Sunday, August 14, 2016

The Me-Thinks' "Mr. Dude" b/w "Rock Deaf"

We've been playing these shitty songs
Way too loud, way too long...
If you're into deafness,
We'll put you on the guest list.

The mighty Me-Thinks -- for whom I have shilled merchandise, and will again -- have always been more than they appeared.

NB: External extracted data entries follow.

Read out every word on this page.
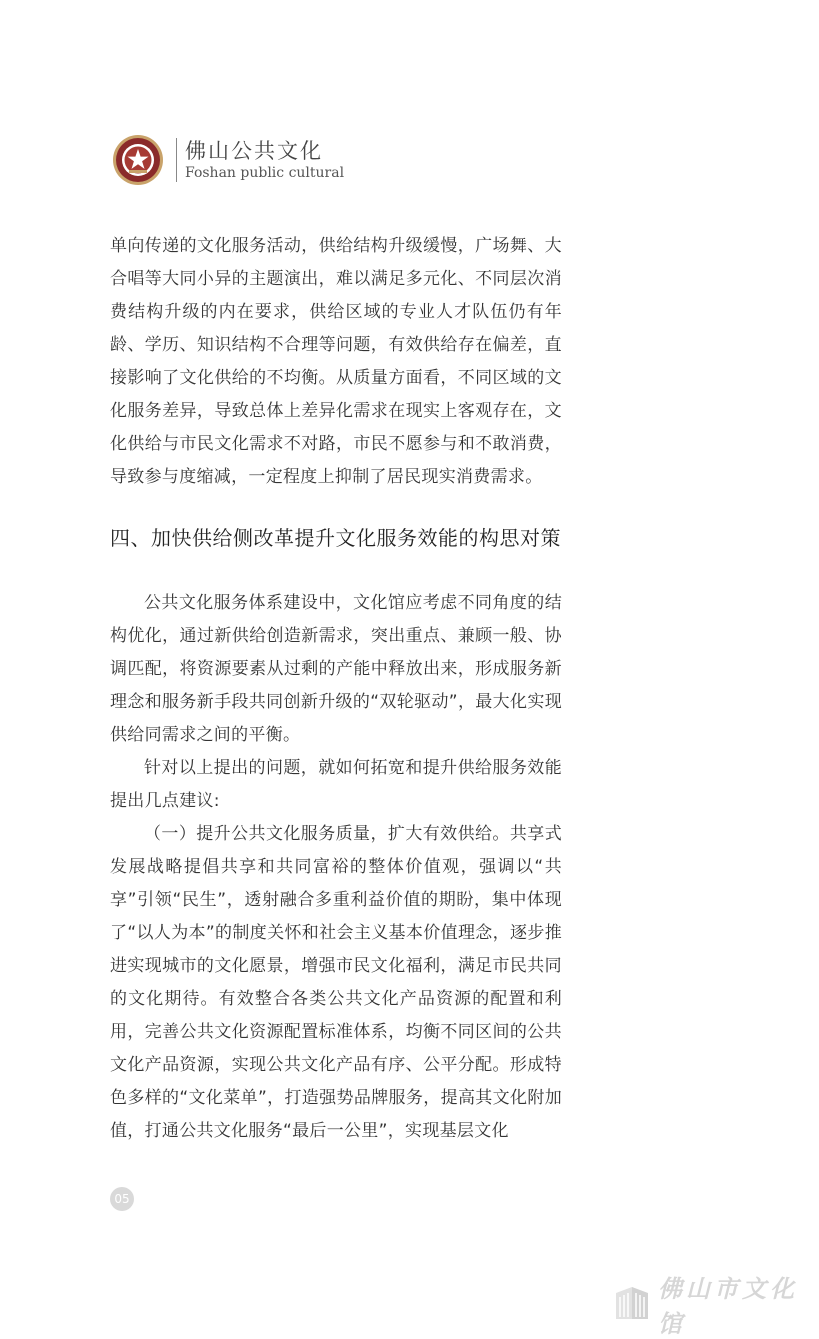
佛山公共文化
Foshan public cultural

单向传递的文化服务活动，供给结构升级缓慢，广场舞、大合唱等大同小异的主题演出，难以满足多元化、不同层次消费结构升级的内在要求，供给区域的专业人才队伍仍有年龄、学历、知识结构不合理等问题，有效供给存在偏差，直接影响了文化供给的不均衡。从质量方面看，不同区域的文化服务差异，导致总体上差异化需求在现实上客观存在，文化供给与市民文化需求不对路，市民不愿参与和不敢消费，导致参与度缩减，一定程度上抑制了居民现实消费需求。

四、加快供给侧改革提升文化服务效能的构思对策

公共文化服务体系建设中，文化馆应考虑不同角度的结构优化，通过新供给创造新需求，突出重点、兼顾一般、协调匹配，将资源要素从过剩的产能中释放出来，形成服务新理念和服务新手段共同创新升级的“双轮驱动”，最大化实现供给同需求之间的平衡。

针对以上提出的问题，就如何拓宽和提升供给服务效能提出几点建议:

（一）提升公共文化服务质量，扩大有效供给。共享式发展战略提倡共享和共同富裕的整体价值观，强调以“共享”引领“民生”，透射融合多重利益价值的期盼，集中体现了“以人为本”的制度关怀和社会主义基本价值理念，逐步推进实现城市的文化愿景，增强市民文化福利，满足市民共同的文化期待。有效整合各类公共文化产品资源的配置和利用，完善公共文化资源配置标准体系，均衡不同区间的公共文化产品资源，实现公共文化产品有序、公平分配。形成特色多样的“文化菜单”，打造强势品牌服务，提高其文化附加值，打通公共文化服务“最后一公里”，实现基层文化

05
佛山市文化馆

While Ray Liberio -- with whom I've played recreationally in a "proto-punk repertory band" since 2006, and will again -- is the consummate frontman, personable to a fault, and a multi-instrumental triple-threat who also kicks the traps with Vorvon and FTW, it's hardly his show alone. Much of the Me-Thinks' concept -- their droll, self-deprecating humor (including the fake interview transcript they supplied me with after my first encounter with them, way back in 2002), stage presentation (a smoke machine! capes!), as well as their somewhat skewed marketing -- originates with guitarist/smoke machine operator/Cheap Trick fan Marlin Von Bungy. (I finally realized why Marlin doesn't use a wah-wah pedal: You can't, while standing on one leg.) And back in the early days, their secret songwriting weapon was drummer Will "Boyo" Risinger (now in exile in Arkansas), who penned lyrics and provided Brian Wilson-esque "spiritual guidance" for this new 7-incher.

The secret ingredient in the current Me-Thinks lineup, however, is Johnny Trashpockets, ex-E.T.A., who joined two years ago after his predecessor on second guitar, Mike Bandy (ex-Dragworms and Ray's original guitar teacher), departed due to health issues. (Mike's recently been back on the boards with Groom Lake Racers.) It was a move that just made sense, since Trashpockets -- a somewhat menacing rockaroll Predator onstage, as smart and funny as the rest of the cats offstage -- was a longtime friend and fan, and was already playing with Me-Thinks drummer Trucker Jon Simpson in One Fingered Fist. Stoked by his energy and enthusiasm, Fort Worth's self-styled "shittiest band" have stepped up the pace of their live activity, and produced what Boyo insists (and I concur) is their finest recorded artifact yet.

At least some of the credit here goes to Jorts Richardson (Son of Stan), who insisted on keeping the Me-Thinks away from the booth during mixing, as a result of which Ray's barrel-chested, leather-lunged vocals -- a signature strength -- are up high in the mix for the first time evah. Instrumentally, their sound has never been so well captured: hard-edged and streamlined, with a relentless forward motion worthy of Motorhead, Radio Birdman, or Machine Head-era Deep Purple.

"Mr. Dude" is a tale of high school hi-jinks that winds its way through several sections and takes its title from the nom de plume of Calvin Abucejo, Ray's fellow "art criminal" in Pussyhouse Propaganda, creators of the picture sleeve artwork (a Kiss Destroyer homage on one side, 3D wonderment on the flip) for this manhole cover-like slab of turquoise vinyl. "Rock Deaf" -- the source of the inspirational couplets up top -- is an anthem to excess in the manner of The Make Mine a Double E.P.'s "Party Boy." While that 2007 release remains the "classic" Me-Thinks, this latest document distills their essence better than any other recording.

But don't take my word for it. The release show (with the Hickoids and Duell) is skedded for Saturday, September 10th, at Lola's. You know what to do.